One of the most important aspects that has a major impact on buying decisions is proximity to good schools, because of its influence on both housing prices and children’s education.
According to Goslett, whether the buyer has children, an elderly parent looking to downsize or is years from starting a family, the quality of schools in the area should be a factor in the buyer’s home search because of its impact on the homes in the area. He noted that homes in the areas that are considered to be the best school districts will on average sell for more than similar homes in other areas.
“Generally areas that are close to good schools have higher numbers of people looking at the same homes, which pushes up demand having an impact on the home’s pricing. Demand has a direct influence on the appreciation potential of a property or area. As a result the resale value of homes in these areas often fares better, even in a stunted market,” Goslett explained.
Goslett said the reason why schools impact house prices is largely due to the schooling zoning system.
“If there is space available, parents may register their child for any public school. However, most public schools will have a specific feeder zone. The child’s home address will determine which schools the child is zoned for. The children within the feeder area will be given preference over others outside of that zone.”

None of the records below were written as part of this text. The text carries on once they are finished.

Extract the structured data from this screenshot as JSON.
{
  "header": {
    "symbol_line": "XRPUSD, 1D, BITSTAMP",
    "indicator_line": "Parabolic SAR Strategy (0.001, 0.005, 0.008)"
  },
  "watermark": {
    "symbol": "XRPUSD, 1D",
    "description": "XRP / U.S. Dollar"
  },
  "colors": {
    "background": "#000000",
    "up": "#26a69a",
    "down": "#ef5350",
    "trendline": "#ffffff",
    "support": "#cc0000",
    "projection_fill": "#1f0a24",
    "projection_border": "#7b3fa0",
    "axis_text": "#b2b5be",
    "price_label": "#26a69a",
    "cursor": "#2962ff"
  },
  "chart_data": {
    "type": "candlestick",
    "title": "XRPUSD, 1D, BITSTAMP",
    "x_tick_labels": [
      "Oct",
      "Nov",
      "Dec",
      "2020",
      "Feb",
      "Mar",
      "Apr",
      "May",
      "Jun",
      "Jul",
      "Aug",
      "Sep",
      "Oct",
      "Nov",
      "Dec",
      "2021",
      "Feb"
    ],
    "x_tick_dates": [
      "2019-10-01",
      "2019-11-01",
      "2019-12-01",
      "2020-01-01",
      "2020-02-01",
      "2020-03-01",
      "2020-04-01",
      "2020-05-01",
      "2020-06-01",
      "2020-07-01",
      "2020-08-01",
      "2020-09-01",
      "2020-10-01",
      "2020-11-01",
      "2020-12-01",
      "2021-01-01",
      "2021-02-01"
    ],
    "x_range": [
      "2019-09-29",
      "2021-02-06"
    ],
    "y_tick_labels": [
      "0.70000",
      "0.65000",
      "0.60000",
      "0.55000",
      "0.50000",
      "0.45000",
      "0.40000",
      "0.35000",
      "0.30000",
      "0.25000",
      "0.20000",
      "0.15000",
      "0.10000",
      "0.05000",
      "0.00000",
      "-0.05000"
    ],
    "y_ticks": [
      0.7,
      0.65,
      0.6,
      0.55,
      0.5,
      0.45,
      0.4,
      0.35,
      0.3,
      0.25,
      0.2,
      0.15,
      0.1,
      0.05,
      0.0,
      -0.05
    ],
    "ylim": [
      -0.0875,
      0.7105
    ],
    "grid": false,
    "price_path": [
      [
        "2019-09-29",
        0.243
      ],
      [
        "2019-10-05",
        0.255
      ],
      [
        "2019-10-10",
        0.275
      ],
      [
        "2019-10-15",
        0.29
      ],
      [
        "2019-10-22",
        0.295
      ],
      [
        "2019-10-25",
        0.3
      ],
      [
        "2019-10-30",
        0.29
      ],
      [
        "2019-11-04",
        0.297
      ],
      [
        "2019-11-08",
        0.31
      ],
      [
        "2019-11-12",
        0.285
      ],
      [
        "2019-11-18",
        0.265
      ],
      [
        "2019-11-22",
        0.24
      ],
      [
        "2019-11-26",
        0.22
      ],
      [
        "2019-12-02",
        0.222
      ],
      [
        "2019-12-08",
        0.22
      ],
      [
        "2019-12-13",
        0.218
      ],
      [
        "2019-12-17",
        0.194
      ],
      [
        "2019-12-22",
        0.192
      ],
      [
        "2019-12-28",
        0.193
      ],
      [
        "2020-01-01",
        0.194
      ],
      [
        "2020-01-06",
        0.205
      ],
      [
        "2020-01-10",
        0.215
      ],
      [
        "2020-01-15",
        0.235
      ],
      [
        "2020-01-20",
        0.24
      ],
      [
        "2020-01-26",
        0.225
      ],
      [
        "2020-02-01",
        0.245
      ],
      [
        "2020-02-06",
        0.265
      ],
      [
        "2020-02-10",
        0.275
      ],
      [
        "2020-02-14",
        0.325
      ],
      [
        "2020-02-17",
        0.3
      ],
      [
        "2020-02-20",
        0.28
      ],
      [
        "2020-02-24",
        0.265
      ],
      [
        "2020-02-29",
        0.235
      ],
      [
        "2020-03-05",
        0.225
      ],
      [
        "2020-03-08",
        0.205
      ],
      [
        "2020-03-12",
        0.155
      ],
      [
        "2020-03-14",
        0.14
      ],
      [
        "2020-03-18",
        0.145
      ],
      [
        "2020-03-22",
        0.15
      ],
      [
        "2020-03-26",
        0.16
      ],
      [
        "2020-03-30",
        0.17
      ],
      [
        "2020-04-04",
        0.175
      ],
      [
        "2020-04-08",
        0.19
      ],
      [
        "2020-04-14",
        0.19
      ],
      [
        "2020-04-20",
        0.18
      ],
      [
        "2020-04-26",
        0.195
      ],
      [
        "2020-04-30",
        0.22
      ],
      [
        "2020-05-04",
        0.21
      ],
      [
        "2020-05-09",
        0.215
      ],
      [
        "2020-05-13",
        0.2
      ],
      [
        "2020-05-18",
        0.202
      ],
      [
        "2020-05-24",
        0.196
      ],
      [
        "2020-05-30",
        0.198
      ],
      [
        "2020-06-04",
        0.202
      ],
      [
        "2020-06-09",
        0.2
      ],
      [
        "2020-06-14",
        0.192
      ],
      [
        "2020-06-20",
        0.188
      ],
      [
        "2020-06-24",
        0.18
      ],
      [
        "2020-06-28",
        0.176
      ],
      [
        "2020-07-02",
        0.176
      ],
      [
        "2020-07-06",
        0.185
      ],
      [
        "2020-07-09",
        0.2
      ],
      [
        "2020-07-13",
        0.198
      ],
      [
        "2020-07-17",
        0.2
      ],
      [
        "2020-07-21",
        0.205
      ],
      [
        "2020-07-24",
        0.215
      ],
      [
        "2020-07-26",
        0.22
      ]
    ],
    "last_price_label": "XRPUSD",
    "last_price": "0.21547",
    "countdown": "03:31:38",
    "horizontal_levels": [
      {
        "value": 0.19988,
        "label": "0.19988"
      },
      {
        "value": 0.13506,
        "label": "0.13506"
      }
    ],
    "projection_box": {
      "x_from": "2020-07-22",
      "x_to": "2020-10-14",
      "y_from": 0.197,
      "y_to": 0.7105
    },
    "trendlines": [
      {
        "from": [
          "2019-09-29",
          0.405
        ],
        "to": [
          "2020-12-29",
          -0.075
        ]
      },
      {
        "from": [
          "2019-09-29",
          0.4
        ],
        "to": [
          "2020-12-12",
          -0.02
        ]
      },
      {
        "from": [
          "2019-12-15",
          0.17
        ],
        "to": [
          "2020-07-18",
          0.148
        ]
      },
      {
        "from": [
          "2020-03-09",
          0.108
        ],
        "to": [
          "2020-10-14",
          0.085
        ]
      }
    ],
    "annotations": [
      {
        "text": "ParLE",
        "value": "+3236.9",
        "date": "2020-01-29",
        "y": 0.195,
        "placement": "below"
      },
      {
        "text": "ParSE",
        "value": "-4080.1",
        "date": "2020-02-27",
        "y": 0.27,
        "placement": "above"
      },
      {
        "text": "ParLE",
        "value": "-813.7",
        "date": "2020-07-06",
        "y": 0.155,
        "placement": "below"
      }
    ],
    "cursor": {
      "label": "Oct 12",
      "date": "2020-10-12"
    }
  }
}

First preference is given to children whose parents reside within the feeder zone. This also includes parents who live at their place of employment, such as in the case of a domestic worker. Second preference will be to those children whose parents work in the feeder area and third will be the remainder of the applicants which are processed subject to availability on a first-come, first-serve basis. Once all spaces have been filled, the rest of the children will be placed on a waiting list.
“Before buyers purchase a property it is important that they do their research on schools in the area and how they are rated. Furthermore, as purchasing property is viewed as a long term investment, where possible, buyers should assess what plans they have for the future. Although they may not have children at the moment, if children are a part of their plans, then considering the schools in a particular area could become a priority that influences their buying decision,” Goslett said.
Buyers can contact their provincial department of education or browse the website. The Department of Education has a countrywide database of all public schools that can be of assistance to property buyers. This database has information such as the school address and contact details.
“Buying a property is a huge decision that should be carefully considered. Having the necessary information at hand will ensure that buyers make the best decision when choosing a home,” Goslett concluded.